Sad, angry, bar-bender
and dumbbell lifter,
out of work Strongman
unable anymore to wear
the leopard skin, but still
dreaming of the crowds
who'd once paid a nickel
to see iron twisted
the way boys would twist
their fathers' pipe cleaners
easy into light shapes birds,
alphabets, and even men
now photographed at last
but for what had brought him down,
he sat barely holding his pose and fury
as he remembered a field in Kansas
where once a hundred farmers
and their families watched
as metal yielded to him
as if he were as pure as wind,
the wind of their worst dreams,
the dreams that tore away barns
and arms, that hammered harvesters
down to their teeth.
And the farmers watched
and wished for such a hired hand,
for the silos he could build them,
corn cribs and sheds and new barns
big as their wishes.
In San Francisco a ship's captain
told him, "If you ever tire
of the circus, think about the sea.
You've got the strength for it."
In New Orleans a black man at the docks
told him, "You wouldn't have no trouble
with bales o' cotton, liftin' all day."
Children in every town loved him, wished
their fathers his strength and mustaches.

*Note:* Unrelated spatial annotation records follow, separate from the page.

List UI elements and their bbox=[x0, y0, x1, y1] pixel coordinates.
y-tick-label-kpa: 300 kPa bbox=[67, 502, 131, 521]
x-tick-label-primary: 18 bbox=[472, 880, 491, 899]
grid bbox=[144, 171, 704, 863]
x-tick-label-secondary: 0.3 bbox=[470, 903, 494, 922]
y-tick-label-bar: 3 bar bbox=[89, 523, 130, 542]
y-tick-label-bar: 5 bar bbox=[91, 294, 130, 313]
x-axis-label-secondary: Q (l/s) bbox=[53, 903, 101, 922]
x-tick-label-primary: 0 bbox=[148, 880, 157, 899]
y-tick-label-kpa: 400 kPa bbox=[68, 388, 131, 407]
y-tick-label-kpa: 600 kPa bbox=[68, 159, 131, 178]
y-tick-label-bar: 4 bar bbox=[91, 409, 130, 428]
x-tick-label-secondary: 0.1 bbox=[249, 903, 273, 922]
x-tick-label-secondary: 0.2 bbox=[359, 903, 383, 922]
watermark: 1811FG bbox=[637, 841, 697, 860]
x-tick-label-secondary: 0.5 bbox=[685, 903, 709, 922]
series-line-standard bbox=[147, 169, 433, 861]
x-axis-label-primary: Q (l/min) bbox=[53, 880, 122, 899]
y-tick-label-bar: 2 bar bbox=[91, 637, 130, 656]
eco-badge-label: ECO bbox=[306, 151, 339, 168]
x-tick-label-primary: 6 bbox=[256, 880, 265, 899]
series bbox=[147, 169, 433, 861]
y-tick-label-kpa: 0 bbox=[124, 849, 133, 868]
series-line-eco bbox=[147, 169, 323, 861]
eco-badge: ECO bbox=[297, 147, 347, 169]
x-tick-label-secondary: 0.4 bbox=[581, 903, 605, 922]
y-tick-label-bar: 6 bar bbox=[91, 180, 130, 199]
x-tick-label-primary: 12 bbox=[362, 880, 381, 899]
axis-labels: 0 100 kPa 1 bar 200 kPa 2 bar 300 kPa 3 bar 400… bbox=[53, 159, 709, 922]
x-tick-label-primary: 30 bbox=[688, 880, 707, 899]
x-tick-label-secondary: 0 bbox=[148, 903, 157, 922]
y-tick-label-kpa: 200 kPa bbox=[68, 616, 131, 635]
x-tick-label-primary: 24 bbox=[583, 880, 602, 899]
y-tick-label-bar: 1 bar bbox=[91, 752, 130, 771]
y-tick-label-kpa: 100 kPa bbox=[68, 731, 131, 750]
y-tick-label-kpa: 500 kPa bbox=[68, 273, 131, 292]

And he smiled at them and at their mothers,
for he well knew and had long known
the now near-forgotten looks
of women, where they stared
and what they wished; and the looks
of old men whose eyes teared
as they watched, as they
thought they remembered
how they too had been
and the things they thought
or wished they'd done.
 
But now with as much strength as ever
yet fired even from the cheapest fun houses,
with no way to hide his gyrating silver scales,
he blindly broods and thinks how he has been wronged
a hand that had shaken his? a woman? bad meat?
a barber's careless nick? but thinks how out of the lion
can come forth sweetness and of all the things he can smash,
claw, and pull down, of bone to be crushed.
His rage, inarticulate and abstract, oozes forth
from the crushed comb of his anger. It glistens
bright as the swirling scales of his chest
and rises like the things he plans to do.
 
John Wood
 
Note
 
"But thinks how out of the lion / can come forth sweetness" (Judges 14: 8-9, 14).
 
Source
 
John Wood Endurance and Suffering: Narratives of Disease in the 19th Century (Edition Galerie Vevais, 2009) [Note: First edition is dated March 2007 but was published in October 2008.]